У Нахабкина была сожительница, работавшая судомойкой в рудничной чайной, — невзрачная женщина с глазами, забито прячущимися от людей. Нахабкин избрал ее предметом постоянного унижения. После его возвращения с работы она всегда мыла ему ноги. Нахабкин особенно любил устраивать ритуал омовения ног в чьем-нибудь присутствии. Очевидно, по его мнению, это возвышало его самого и унижало все остальное человечество в лице этой женщины. Однажды, беседуя с Сережей, он велел принести сожительнице таз и опустил туда ноги, с наслаждением шевеля волосатыми пальцами в горячей воде и покряхтывая. Нахабкин, попивая свой любимый напиток — спирт, смешанный с крепким чаем («пуншик» — как он ласково его называл), вещал:
— Ты думаешь, что все общество держится на любви, голуба? Вот тебе пример. Я сплю с ней, однако, презираю ее. Она ненавидит меня, но спит со мной, да еще каждый вечер моет мне ноги. Почему же мы вместе? Потому что мы нужны друг другу. Она мне для того, чтобы я спал с ней и она мыла мне ноги, а я ей для того, чтобы обеспечивать ее жилплощадью. Все общество держится не на любви, а на обоюдной ненависти. Вот так, голуба…
Сережа взглянул на женщину. Стоя на коленях, она продолжала мыть ноги Нахабкину. Сережа заметил, как рядом с блаженно разморившимися нахабинскими пальцами в грязную воду сорвалось несколько ее слезинок. «Как на покосе, да из-под бровки упало сразу три слезы…» Нахабкин внушал Сереже сложное чувство: отвращение, смешанное с любопытством. И, странное дело, разговоры Нахабкина напомнили какие-то интонации Игоря Селезнева. Селезнева никто не бил сырым поленом в детстве, он был образованнее, моложе, красивее и, к сожалению, перспективнее, но презрение к людям у него тоже было постоянным. Нахабкин был чем-то даже лучше Селезнева — хотя бы тем, что не лез в двери никаких кафе, прикидываясь иностранцем! Может быть, Нахабкина так жестоко наобижали в детстве, что в нем ответно затаилась обида на всех людей? Но кто, когда и чем обидел Селезнева? Отчего в нем это презрение? И почему такой, как Селезнев, перспективен? Кому и для чего это презрение нужно?
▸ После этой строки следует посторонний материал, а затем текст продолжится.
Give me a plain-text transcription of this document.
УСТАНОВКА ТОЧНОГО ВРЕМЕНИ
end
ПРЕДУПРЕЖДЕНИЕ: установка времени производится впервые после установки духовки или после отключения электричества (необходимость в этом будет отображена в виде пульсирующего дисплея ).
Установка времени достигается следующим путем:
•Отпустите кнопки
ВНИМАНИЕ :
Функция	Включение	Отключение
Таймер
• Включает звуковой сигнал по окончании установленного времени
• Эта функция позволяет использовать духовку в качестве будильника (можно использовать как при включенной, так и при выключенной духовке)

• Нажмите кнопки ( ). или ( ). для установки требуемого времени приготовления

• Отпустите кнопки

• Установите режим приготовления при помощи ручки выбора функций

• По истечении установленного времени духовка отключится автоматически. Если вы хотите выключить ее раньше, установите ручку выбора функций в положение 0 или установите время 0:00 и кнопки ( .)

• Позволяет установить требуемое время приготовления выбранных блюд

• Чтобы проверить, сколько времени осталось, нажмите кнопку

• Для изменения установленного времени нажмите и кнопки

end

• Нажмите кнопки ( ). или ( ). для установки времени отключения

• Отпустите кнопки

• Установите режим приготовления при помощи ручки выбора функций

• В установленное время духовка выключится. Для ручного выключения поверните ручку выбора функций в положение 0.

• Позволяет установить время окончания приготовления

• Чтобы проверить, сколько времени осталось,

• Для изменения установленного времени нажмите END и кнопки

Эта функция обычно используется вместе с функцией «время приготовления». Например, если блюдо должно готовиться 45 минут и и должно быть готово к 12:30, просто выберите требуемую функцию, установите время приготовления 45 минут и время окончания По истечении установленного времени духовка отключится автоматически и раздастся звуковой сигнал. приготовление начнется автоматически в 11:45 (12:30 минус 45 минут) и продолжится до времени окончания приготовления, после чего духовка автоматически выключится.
Селезневу, наверно, не понравились бы ни Нахабкин, ни Ситечкин — они были явно не его круга, в них не было никакой «фирменности», они, с его точки зрения, «примитивы». А между тем Селезнев сам был примитивом, лишь внешне усложненным. И вдруг Сереже показались такие разные люди, как Селезнев, Нахабкин и Ситечкин, одним человеком. Плохим человеком! Сережа не раз слышал, что не бывает абсолютно плохих и абсолютно хороших людей. Вот про Нахабкина говорили, что он, хотя и завхоз, а не ворует. Отмечали это с удивленным уважением. У Селезнева тоже было одно неплохое и даже завидное качество — физическая смелость. Однажды во время ледохода он перешел на другой берег, прыгая со льдины на льдину. Сережа тогда ему позавидовал, а повторить не решился. Ситечкин? Какие же хорошие качества у него? Ну, хотя бы одно… Трудновато найти, уж больно откровенно противен… Впрочем, одно хорошее качество есть: трудолюбие. Ему всегда давали самую черную работу, и он ее усерднейше, кропотливейше исполнял. «Но что меняют денежная честность, физическая смелость, трудолюбие, если люди — циники? — думал Сережа. — Надо ли хвататься за отдельные неплохие качества циников, чтобы их оправдывать тем, что они не „абсолютно плохие“?»